Adjust Your Retention Policies Accordingly
Retention policies determine how long backups are kept and how many backup versions you want to keep.
In most cases, it is recommended that you keep 2 or more versions to avoid any malware attacks or overwriting backup data with corrupted/encrypted file versions.
Use Hybrid and Non-Hybrid Plans Carefully
Avoid using non-hybrid (local or cloud) and hybrid backup plans with the same or similar backup dataset. Note that simultaneous hybrid and non-hybrid backup plan usage may cause several errors (possible error codes: 1524, 1525, 1526, 1527, 2600, or 2601).
Avoid Manual File Operations of Backup Storage Outside Managed Backup
Managed Backup automatically tracks all files sent to backup storage and stores this information in a local repository on each client. The repository is used to easily detect changes in files and improve backup speed.

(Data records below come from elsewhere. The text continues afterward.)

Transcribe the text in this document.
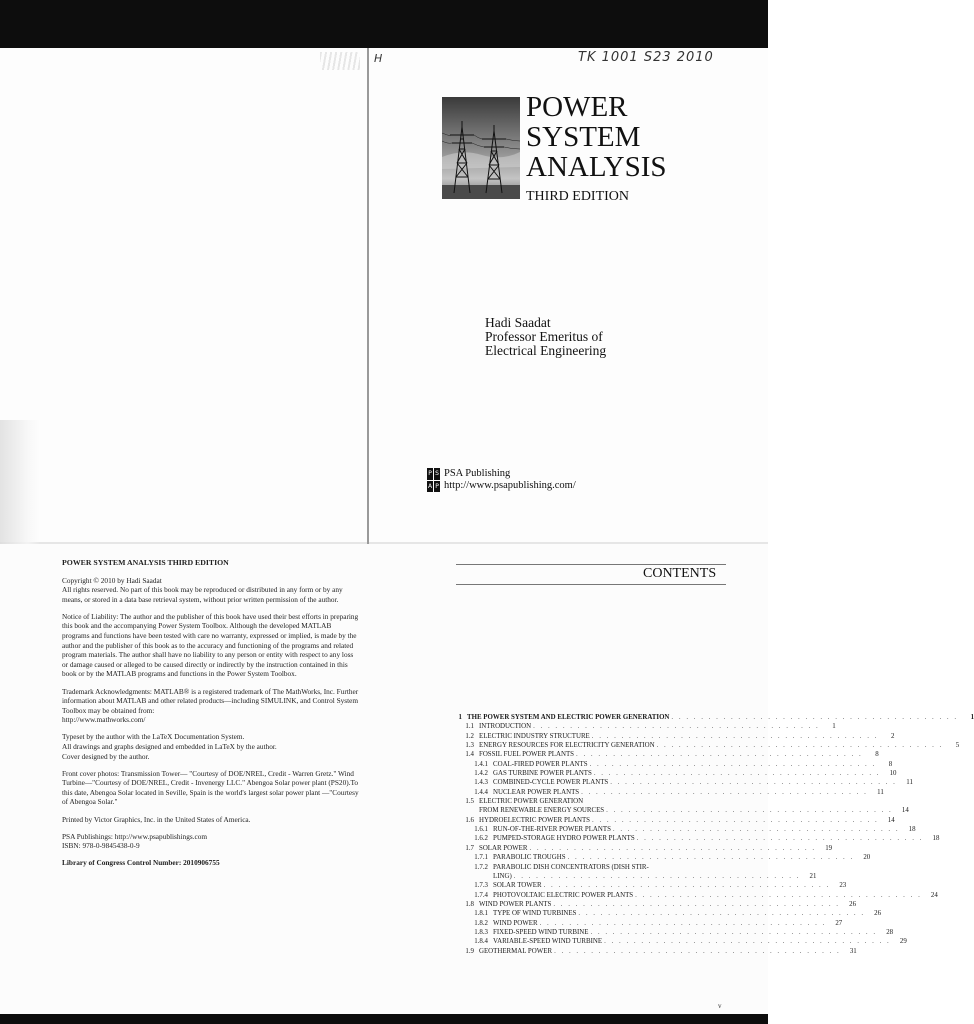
H	TK 1001 S23 2010
POWER
SYSTEM
ANALYSIS
THIRD EDITION
Hadi Saadat
Professor Emeritus of
Electrical Engineering
P S
A P
PSA Publishing
http://www.psapublishing.com/

POWER SYSTEM ANALYSIS THIRD EDITION

Copyright © 2010 by Hadi Saadat
All rights reserved. No part of this book may be reproduced or distributed in any form or by any means, or stored in a data base retrieval system, without prior written permission of the author.

Notice of Liability: The author and the publisher of this book have used their best efforts in preparing this book and the accompanying Power System Toolbox. Although the developed MATLAB programs and functions have been tested with care no warranty, expressed or implied, is made by the author and the publisher of this book as to the accuracy and functioning of the programs and related program materials. The author shall have no liability to any person or entity with respect to any loss or damage caused or alleged to be caused directly or indirectly by the instruction contained in this book or by the MATLAB programs and functions in the Power System Toolbox.

Trademark Acknowledgments: MATLAB® is a registered trademark of The MathWorks, Inc. Further information about MATLAB and other related products—including SIMULINK, and Control System Toolbox may be obtained from:
http://www.mathworks.com/

Typeset by the author with the LaTeX Documentation System.
All drawings and graphs designed and embedded in LaTeX by the author.
Cover designed by the author.

Front cover photos: Transmission Tower— "Courtesy of DOE/NREL, Credit - Warren Gretz." Wind Turbine—"Courtesy of DOE/NREL, Credit - Invenergy LLC." Abengoa Solar power plant (PS20).To this date, Abengoa Solar located in Seville, Spain is the world's largest solar power plant —"Courtesy of Abengoa Solar."

Printed by Victor Graphics, Inc. in the United States of America.

PSA Publishings: http://www.psapublishings.com
ISBN: 978-0-9845438-0-9

Library of Congress Control Number: 2010906755

CONTENTS
1 THE POWER SYSTEM AND ELECTRIC POWER GENERATION . . . . . . . . . . . . . . . . . . . . . . . . . . . . . . . . . . . . . . .	1
1.1 INTRODUCTION . . . . . . . . . . . . . . . . . . . . . . . . . . . . . . . . . . . . . . .	1
1.2 ELECTRIC INDUSTRY STRUCTURE . . . . . . . . . . . . . . . . . . . . . . . . . . . . . . . . . . . . . . .	2
1.3 ENERGY RESOURCES FOR ELECTRICITY GENERATION . . . . . . . . . . . . . . . . . . . . . . . . . . . . . . . . . . . . . . .	5
1.4 FOSSIL FUEL POWER PLANTS . . . . . . . . . . . . . . . . . . . . . . . . . . . . . . . . . . . . . . .	8
1.4.1 COAL-FIRED POWER PLANTS . . . . . . . . . . . . . . . . . . . . . . . . . . . . . . . . . . . . . . .	8
1.4.2 GAS TURBINE POWER PLANTS . . . . . . . . . . . . . . . . . . . . . . . . . . . . . . . . . . . . . . .	10
1.4.3 COMBINED-CYCLE POWER PLANTS . . . . . . . . . . . . . . . . . . . . . . . . . . . . . . . . . . . . . . .	11
1.4.4 NUCLEAR POWER PLANTS . . . . . . . . . . . . . . . . . . . . . . . . . . . . . . . . . . . . . . .	11
1.5 ELECTRIC POWER GENERATION
FROM RENEWABLE ENERGY SOURCES . . . . . . . . . . . . . . . . . . . . . . . . . . . . . . . . . . . . . . .	14
1.6 HYDROELECTRIC POWER PLANTS . . . . . . . . . . . . . . . . . . . . . . . . . . . . . . . . . . . . . . .	14
1.6.1 RUN-OF-THE-RIVER POWER PLANTS . . . . . . . . . . . . . . . . . . . . . . . . . . . . . . . . . . . . . . .	18
1.6.2 PUMPED-STORAGE HYDRO POWER PLANTS . . . . . . . . . . . . . . . . . . . . . . . . . . . . . . . . . . . . . . .	18
1.7 SOLAR POWER . . . . . . . . . . . . . . . . . . . . . . . . . . . . . . . . . . . . . . .	19
1.7.1 PARABOLIC TROUGHS . . . . . . . . . . . . . . . . . . . . . . . . . . . . . . . . . . . . . . .	20
1.7.2 PARABOLIC DISH CONCENTRATORS (DISH STIR-
LING) . . . . . . . . . . . . . . . . . . . . . . . . . . . . . . . . . . . . . . .	21
1.7.3 SOLAR TOWER . . . . . . . . . . . . . . . . . . . . . . . . . . . . . . . . . . . . . . .	23
1.7.4 PHOTOVOLTAIC ELECTRIC POWER PLANTS . . . . . . . . . . . . . . . . . . . . . . . . . . . . . . . . . . . . . . .	24
1.8 WIND POWER PLANTS . . . . . . . . . . . . . . . . . . . . . . . . . . . . . . . . . . . . . . .	26
1.8.1 TYPE OF WIND TURBINES . . . . . . . . . . . . . . . . . . . . . . . . . . . . . . . . . . . . . . .	26
1.8.2 WIND POWER . . . . . . . . . . . . . . . . . . . . . . . . . . . . . . . . . . . . . . .	27
1.8.3 FIXED-SPEED WIND TURBINE . . . . . . . . . . . . . . . . . . . . . . . . . . . . . . . . . . . . . . .	28
1.8.4 VARIABLE-SPEED WIND TURBINE . . . . . . . . . . . . . . . . . . . . . . . . . . . . . . . . . . . . . . .	29
1.9 GEOTHERMAL POWER . . . . . . . . . . . . . . . . . . . . . . . . . . . . . . . . . . . . . . .	31
v
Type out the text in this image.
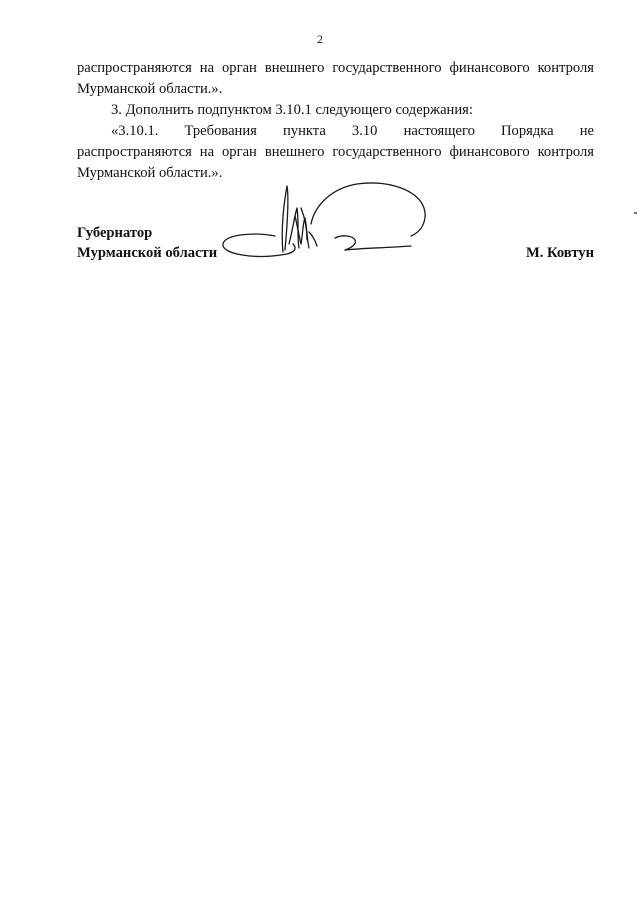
2

распространяются на орган внешнего государственного финансового контроля

Мурманской области.».

3. Дополнить подпунктом 3.10.1 следующего содержания:

«3.10.1. Требования пункта 3.10 настоящего Порядка не

распространяются на орган внешнего государственного финансового контроля

Мурманской области.».

Губернатор
Мурманской области	М. Ковтун
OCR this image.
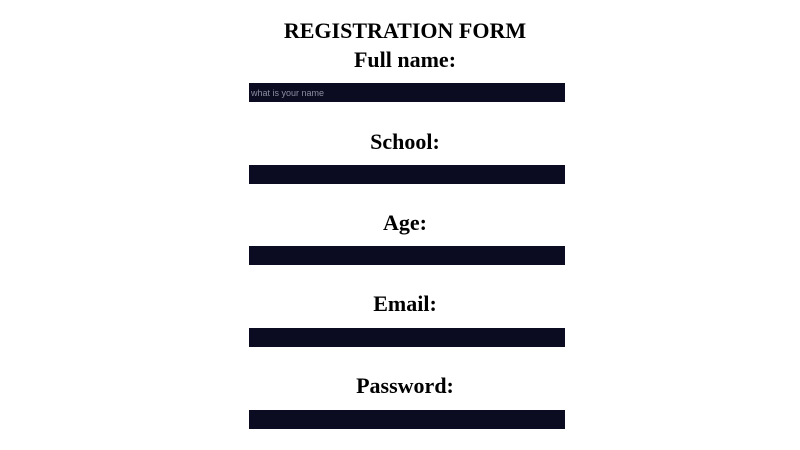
REGISTRATION FORM
Full name:
what is your name
School:
Age:
Email:
Password:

All backup plan executions and any modifications made in the Storage tab in the agents are automatically tracked in the local repository. However, if you make changes to files in backup storage outside of the Managed Backup interface, the repository and backup storage will be unsynchronized and require to run a Consistency Check. Consistency Check brings the repository in a synchronized state again with backup storage. However, it’s best to avoid this process altogether by making sure any changes to backup storage are performed in Managed Backup.
Lock Out Files Deletion on The Backup Agent
The Storage tab of a Backup Agent is the place where most of the metadata is being stored. You can restore files from it with a few clicks. You can also delete data from this tab.
To disable the option, open the Advanced Rebranding options page of the Management Console, then deselect the Manual Files Delete check box.